Bookout was present at the FDA public meeting on the path forward for CBD on Friday, June 3 in Silver Springs, MD. “[FDA was] clearly interested in establishing the intended use and benefit along with testing and quality control benchmarks,” Bookout said.
NASC’s wishlist for what comes next
In NASC’s comment to the FDA, which Bookout shared with NutraIngredients-USA, the association and its members asked for the regulatory agencies to work with the industry to define a viable pathway for the marketing of CBD and other hemp products on both the human and animal side.
“We would ask the agency to move rapidly to clearly define the meaning of CBD concentrates and isolates, and we fully support THC levels being limited to less than 0.3% for hemp,” the comment read.

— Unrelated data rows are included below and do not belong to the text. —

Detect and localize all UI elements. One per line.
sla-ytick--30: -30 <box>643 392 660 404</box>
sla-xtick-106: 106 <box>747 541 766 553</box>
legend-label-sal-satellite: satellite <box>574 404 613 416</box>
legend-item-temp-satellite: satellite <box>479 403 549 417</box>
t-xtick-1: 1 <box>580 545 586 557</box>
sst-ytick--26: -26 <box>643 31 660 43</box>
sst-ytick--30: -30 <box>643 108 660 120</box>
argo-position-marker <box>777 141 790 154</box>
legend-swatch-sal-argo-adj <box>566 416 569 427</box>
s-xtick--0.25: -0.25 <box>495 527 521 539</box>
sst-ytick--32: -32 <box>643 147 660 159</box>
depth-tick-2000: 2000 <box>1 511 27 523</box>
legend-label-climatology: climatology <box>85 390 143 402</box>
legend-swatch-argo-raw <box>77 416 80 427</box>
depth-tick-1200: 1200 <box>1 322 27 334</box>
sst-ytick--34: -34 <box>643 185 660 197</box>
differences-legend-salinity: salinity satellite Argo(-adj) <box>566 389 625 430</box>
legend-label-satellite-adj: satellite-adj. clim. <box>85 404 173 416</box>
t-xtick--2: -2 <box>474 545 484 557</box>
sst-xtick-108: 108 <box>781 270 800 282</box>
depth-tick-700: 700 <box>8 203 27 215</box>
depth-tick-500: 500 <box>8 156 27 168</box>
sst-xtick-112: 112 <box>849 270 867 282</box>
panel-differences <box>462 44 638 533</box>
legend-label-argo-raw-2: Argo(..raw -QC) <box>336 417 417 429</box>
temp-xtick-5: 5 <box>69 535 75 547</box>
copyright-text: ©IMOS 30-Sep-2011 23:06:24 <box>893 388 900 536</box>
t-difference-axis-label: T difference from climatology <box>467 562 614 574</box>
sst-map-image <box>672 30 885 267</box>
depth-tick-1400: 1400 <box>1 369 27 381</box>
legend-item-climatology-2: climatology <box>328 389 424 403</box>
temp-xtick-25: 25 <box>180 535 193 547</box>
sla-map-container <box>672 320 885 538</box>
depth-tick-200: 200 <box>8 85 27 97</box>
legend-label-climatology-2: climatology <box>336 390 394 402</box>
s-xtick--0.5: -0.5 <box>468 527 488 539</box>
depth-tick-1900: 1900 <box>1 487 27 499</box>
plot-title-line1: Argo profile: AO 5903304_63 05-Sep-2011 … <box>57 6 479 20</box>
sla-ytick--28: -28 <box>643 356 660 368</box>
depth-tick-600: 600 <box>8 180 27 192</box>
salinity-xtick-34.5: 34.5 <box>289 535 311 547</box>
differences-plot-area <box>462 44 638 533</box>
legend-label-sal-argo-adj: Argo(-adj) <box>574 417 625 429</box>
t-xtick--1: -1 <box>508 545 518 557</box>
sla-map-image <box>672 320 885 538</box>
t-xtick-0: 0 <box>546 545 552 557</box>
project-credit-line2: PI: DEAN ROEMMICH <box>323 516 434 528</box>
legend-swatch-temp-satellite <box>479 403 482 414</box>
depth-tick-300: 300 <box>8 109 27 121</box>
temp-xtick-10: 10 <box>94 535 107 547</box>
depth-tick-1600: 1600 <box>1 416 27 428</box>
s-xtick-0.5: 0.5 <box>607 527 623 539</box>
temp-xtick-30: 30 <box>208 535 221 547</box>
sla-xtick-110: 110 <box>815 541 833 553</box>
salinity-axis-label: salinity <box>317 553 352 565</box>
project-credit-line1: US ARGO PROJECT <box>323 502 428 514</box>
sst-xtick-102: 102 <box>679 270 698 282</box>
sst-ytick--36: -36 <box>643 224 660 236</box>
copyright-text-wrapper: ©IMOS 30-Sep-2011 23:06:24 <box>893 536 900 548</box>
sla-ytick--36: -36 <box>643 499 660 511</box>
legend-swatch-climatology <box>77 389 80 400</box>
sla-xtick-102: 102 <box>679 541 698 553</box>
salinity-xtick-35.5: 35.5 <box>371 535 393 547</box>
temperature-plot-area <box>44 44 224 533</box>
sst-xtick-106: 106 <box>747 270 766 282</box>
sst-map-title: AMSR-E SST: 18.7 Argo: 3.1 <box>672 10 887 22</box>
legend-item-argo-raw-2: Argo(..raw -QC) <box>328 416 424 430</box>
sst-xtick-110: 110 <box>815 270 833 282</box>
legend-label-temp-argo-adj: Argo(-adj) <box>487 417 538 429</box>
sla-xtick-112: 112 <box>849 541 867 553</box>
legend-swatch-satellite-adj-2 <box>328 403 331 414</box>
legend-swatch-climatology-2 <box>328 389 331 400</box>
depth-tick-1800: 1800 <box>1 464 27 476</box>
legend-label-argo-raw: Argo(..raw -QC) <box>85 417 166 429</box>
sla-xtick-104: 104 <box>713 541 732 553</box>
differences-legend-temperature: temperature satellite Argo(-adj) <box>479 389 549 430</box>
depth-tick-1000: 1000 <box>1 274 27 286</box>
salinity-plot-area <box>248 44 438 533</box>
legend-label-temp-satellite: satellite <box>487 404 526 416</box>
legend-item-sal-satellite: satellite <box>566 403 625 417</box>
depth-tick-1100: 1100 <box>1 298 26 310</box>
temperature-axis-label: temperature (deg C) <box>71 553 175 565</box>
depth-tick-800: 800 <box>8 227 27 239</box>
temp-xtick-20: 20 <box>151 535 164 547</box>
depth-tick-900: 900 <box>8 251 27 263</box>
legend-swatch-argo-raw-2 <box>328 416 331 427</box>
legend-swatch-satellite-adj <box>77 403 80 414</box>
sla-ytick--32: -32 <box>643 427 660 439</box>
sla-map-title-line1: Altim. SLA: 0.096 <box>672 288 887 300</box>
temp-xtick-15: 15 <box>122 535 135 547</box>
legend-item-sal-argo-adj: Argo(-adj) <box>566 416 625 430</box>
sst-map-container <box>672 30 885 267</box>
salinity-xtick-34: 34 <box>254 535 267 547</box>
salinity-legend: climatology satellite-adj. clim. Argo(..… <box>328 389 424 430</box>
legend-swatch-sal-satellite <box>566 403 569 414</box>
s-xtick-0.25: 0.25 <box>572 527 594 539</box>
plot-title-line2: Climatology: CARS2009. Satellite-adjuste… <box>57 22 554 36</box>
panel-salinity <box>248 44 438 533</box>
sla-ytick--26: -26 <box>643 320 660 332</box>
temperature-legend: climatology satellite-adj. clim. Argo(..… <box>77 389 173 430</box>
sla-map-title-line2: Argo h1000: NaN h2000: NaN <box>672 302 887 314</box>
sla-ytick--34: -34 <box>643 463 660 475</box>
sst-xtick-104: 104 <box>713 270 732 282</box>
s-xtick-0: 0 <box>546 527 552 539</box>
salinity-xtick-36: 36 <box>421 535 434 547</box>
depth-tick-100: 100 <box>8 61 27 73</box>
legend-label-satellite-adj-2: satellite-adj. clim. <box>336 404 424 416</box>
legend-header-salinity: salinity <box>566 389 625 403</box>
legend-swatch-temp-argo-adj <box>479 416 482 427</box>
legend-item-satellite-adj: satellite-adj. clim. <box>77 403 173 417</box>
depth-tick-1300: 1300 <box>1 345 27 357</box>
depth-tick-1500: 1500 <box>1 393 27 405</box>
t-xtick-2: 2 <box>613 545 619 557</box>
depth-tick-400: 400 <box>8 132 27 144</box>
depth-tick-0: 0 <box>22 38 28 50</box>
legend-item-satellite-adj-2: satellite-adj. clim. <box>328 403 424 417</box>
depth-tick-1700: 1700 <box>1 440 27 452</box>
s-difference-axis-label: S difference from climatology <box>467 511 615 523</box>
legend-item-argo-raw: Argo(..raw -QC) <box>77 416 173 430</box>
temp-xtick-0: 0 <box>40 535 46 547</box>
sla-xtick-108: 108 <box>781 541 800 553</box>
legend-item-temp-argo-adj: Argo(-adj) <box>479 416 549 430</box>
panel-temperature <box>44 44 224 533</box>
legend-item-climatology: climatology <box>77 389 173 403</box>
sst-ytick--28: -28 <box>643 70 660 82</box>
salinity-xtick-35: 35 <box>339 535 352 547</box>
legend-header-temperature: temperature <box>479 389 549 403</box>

Second is the establishment of safety. NASC claims that it has “invested significantly in what we believe is the most advanced system of vigilance in the world for these types of products.” It conducts its own safety tests and stores the data, of which the FDA, Center for Veterinary Medicine (CVM), state agencies, and international regulatory bodies have full access.
It has statistical analysis in milligrams per kilogram body weight for dogs, cats, and horses for hemp and hemp-derived products. Nine adverse events have been reported, none serious, in over 18 million administrations in the three species.
“While we agree that more research in all areas is needed, we very strongly believe that the data at this time suggests these compounds, provided by responsible companies, does not pose undue risk to dogs, cats, and horses,” the association said in its comment.